= Heinz Otto Ziegler =

Czech academic and RAF pilot

Heinz Otto Ziegler (1903–1944) was a Czech political scientist, who became an RAF pilot. He was killed in action in May 1944.

==Career==
Ziegler wrote his doctoral dissertation for Heidelberg University in 1925 Die Bedeutung des geltenden Wahlverfahrens für die politische Struktur Deutschlands (The importance of the current election process for the political structure of Germany).

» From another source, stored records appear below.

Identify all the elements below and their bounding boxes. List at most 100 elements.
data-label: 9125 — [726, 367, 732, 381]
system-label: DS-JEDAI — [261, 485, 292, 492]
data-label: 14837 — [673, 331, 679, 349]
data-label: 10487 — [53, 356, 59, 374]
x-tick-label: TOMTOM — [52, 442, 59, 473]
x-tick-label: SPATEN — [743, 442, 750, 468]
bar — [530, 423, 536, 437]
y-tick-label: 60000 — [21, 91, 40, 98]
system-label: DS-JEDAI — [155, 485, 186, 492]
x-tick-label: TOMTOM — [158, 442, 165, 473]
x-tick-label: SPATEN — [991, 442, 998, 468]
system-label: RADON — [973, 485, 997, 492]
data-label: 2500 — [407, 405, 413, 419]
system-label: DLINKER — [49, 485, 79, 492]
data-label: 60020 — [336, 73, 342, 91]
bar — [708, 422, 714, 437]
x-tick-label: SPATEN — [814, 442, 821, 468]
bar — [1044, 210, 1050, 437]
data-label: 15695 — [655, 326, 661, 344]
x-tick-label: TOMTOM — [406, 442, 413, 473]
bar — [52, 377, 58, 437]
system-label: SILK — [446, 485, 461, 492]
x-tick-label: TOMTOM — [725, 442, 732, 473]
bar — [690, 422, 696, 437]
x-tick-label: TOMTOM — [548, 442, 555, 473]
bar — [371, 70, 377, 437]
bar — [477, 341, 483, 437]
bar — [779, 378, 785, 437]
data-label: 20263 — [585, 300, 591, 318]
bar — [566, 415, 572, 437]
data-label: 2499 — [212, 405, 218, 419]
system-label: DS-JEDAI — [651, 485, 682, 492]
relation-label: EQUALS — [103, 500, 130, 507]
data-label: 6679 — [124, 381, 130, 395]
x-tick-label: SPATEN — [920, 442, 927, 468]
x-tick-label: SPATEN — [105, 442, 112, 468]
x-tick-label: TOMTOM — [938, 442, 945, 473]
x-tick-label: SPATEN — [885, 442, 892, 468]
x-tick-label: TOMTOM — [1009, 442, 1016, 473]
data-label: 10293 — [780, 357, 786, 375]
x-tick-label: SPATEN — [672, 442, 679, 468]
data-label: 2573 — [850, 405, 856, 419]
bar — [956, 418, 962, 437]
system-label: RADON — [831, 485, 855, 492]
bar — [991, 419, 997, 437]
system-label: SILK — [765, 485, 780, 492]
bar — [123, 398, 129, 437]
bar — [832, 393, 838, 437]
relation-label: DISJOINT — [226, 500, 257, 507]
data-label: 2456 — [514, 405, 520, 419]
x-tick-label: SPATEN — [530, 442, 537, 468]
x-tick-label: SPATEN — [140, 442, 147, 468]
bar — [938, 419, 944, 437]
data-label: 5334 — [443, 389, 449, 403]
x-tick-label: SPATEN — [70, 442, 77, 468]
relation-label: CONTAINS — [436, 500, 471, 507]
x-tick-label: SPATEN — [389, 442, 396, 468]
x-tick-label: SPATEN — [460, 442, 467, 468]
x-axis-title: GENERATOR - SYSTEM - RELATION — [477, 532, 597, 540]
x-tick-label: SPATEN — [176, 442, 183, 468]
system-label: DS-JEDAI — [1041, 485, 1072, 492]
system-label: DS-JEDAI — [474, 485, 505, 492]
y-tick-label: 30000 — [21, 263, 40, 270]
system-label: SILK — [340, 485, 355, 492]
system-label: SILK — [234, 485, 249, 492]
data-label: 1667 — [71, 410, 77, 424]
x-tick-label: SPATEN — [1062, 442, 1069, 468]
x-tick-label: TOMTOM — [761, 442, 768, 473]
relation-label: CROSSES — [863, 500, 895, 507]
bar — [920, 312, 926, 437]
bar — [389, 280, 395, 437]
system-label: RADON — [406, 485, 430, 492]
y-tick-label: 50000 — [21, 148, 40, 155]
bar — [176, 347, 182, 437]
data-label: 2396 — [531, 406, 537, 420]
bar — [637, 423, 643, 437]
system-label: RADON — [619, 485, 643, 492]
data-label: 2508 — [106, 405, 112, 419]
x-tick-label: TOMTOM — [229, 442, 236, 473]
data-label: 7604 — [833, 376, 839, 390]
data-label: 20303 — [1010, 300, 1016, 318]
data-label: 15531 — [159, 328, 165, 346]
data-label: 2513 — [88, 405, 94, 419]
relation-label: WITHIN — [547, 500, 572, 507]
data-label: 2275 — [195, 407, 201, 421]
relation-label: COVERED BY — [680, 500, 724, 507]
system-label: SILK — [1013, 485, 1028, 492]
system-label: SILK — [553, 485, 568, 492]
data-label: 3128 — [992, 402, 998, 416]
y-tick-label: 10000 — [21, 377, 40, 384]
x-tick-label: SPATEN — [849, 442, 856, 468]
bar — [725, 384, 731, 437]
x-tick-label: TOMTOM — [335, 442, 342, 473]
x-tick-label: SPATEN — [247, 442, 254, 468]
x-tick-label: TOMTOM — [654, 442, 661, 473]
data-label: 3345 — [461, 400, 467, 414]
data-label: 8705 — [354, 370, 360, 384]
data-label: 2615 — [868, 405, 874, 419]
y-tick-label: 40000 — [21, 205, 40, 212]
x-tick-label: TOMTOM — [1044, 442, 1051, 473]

In the interval, he published Die moderne Nation. Ein Beitrag zur politischen Soziologie. (The modern nations: an account of political sociology), published by Mohr in Tübingen, 1931, and still held in most major research libraries. The work was reviewed in several academic journals.
Subsequently, he published Autoritärer oder totaler Staat. (Authoritarian or total State) Tübingen: Mohr, 1932 and Die berufliche und soziale Gliederung der Bevölkerung in der Tschechoslowakei. (The professional and social structure of the population in Czechoslovakia.) Brünn: Rudolf M. Rohrer, 1936.

==Personal life==
He was born to Alice and Ernst Ziegler, a wealthy Lutheran banker of Jewish descent. They later died after being interned in the Theresienstadt concentration camp. Heinz Ziegler escaped to England with his two brothers Paul and Hans where he was given a false identity and joined the RAF. He had a son Toby Eady with the English author Mary Wesley, who worked for MI5 during the war.